Engineers set new world record internet speed

The world's fastest data transmission rate has been achieved by a team of University College London engineers who achieved internet transmission speed a fifth faster than the previous record. Working with two companies, Xtera and KDDI Research, the research team led by Dr. Lidia Galdino (UCL Electronic & Electrical Engineering), achieved a data transmission rate of 178 terabits a second (178,000,000 megabits a second) – a speed at which it would be possible to download the entire Netflix library in less than a second. The record, which is double the capacity of any system currently deployed in the world, was achieved by transmitting data through a much wider range of colors of light, or wavelengths, than is typically used in optical fiber. (Current infrastructure uses a limited spectrum bandwidth of 4.5THz, with 9THz commercial bandwidth systems entering the market, whereas the researchers used a bandwidth of 16.8THz.)

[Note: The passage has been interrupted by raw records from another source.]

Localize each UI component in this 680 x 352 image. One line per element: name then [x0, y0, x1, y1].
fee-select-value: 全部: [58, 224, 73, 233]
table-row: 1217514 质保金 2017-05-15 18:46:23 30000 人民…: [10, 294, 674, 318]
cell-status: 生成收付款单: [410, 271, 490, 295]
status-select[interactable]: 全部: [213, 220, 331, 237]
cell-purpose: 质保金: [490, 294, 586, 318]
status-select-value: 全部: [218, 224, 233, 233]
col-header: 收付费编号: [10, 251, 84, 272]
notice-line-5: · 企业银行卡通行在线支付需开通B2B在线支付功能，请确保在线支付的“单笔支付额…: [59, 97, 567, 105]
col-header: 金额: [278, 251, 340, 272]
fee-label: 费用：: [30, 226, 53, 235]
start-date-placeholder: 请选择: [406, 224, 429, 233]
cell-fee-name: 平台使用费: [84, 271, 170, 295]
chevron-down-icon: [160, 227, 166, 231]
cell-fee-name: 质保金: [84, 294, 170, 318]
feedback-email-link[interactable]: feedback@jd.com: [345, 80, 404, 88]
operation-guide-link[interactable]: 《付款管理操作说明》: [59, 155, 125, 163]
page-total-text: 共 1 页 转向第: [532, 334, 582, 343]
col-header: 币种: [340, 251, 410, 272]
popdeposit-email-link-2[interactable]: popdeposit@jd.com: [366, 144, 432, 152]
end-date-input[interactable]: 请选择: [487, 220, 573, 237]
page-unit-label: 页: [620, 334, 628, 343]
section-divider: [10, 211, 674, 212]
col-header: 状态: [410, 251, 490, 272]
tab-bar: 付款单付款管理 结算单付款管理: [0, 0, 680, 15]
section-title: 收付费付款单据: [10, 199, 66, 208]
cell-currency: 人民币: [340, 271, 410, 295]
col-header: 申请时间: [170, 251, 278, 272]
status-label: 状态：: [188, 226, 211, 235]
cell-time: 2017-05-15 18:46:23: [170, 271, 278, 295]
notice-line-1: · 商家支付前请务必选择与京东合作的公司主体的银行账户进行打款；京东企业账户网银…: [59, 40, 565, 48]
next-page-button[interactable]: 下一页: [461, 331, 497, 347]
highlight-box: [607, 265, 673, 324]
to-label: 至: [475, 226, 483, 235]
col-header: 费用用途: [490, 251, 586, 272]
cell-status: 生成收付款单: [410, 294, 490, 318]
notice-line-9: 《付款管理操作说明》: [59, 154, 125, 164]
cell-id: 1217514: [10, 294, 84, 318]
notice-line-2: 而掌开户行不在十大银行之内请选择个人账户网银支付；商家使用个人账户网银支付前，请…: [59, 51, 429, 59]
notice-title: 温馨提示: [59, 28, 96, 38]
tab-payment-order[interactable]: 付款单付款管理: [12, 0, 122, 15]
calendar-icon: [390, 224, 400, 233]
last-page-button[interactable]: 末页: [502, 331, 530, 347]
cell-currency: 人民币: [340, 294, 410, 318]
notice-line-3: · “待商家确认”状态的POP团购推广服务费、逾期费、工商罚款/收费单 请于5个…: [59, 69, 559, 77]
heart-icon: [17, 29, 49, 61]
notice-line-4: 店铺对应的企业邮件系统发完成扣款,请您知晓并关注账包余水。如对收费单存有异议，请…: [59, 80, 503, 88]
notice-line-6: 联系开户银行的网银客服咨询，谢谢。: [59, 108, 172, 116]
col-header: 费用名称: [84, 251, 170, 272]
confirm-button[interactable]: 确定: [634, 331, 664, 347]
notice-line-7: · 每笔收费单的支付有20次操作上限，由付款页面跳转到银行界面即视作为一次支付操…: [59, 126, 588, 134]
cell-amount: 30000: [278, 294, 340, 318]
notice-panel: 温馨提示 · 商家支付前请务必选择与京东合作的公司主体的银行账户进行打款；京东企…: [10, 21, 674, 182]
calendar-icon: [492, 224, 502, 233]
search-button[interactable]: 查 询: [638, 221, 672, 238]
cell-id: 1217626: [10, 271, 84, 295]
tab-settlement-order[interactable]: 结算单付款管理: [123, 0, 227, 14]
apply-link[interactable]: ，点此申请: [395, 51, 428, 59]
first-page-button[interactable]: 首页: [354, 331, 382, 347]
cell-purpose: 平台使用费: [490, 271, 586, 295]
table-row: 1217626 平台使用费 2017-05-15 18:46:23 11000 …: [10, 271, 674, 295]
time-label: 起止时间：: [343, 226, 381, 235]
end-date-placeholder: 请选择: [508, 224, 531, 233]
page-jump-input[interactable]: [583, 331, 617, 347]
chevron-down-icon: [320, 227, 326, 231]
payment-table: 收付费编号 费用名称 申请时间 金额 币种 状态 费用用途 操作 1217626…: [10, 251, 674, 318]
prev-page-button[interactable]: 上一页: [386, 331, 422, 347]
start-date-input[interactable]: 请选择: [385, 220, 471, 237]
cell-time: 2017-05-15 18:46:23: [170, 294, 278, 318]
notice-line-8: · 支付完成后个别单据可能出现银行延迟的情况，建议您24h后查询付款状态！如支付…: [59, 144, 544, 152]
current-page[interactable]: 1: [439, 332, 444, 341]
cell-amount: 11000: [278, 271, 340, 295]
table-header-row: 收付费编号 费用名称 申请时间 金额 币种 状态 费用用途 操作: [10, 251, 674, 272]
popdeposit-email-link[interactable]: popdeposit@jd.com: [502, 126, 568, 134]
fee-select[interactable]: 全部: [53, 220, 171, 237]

To do this, researchers combined different amplifier technologies needed to boost the signal power over this wider bandwidth and maximized speed by developing new Geometric Shaping (GS) constellations (patterns of signal combinations that make best use of the phase, brightness and polarization properties of the light), manipulating the properties of each individual wavelength. The achievement is described in a new paper in IEEE Photonics Technology Letters. The benefit of the technique is that it can be deployed on already existing infrastructure cost-effectively, by upgrading the amplifiers that are located on optical fiber routes at 40-100km intervals. (Upgrading an amplifier would cost £16,000, while installing new optical fibers can, in urban areas, cost up to £450,000 a kilometer.)

The new record, demonstrated in a UCL lab, is a fifth faster than the previous world record held by a team in Japan. The speed is close to the theoretical limit of data transmission set out by American mathematician Claude Shannon in 1949.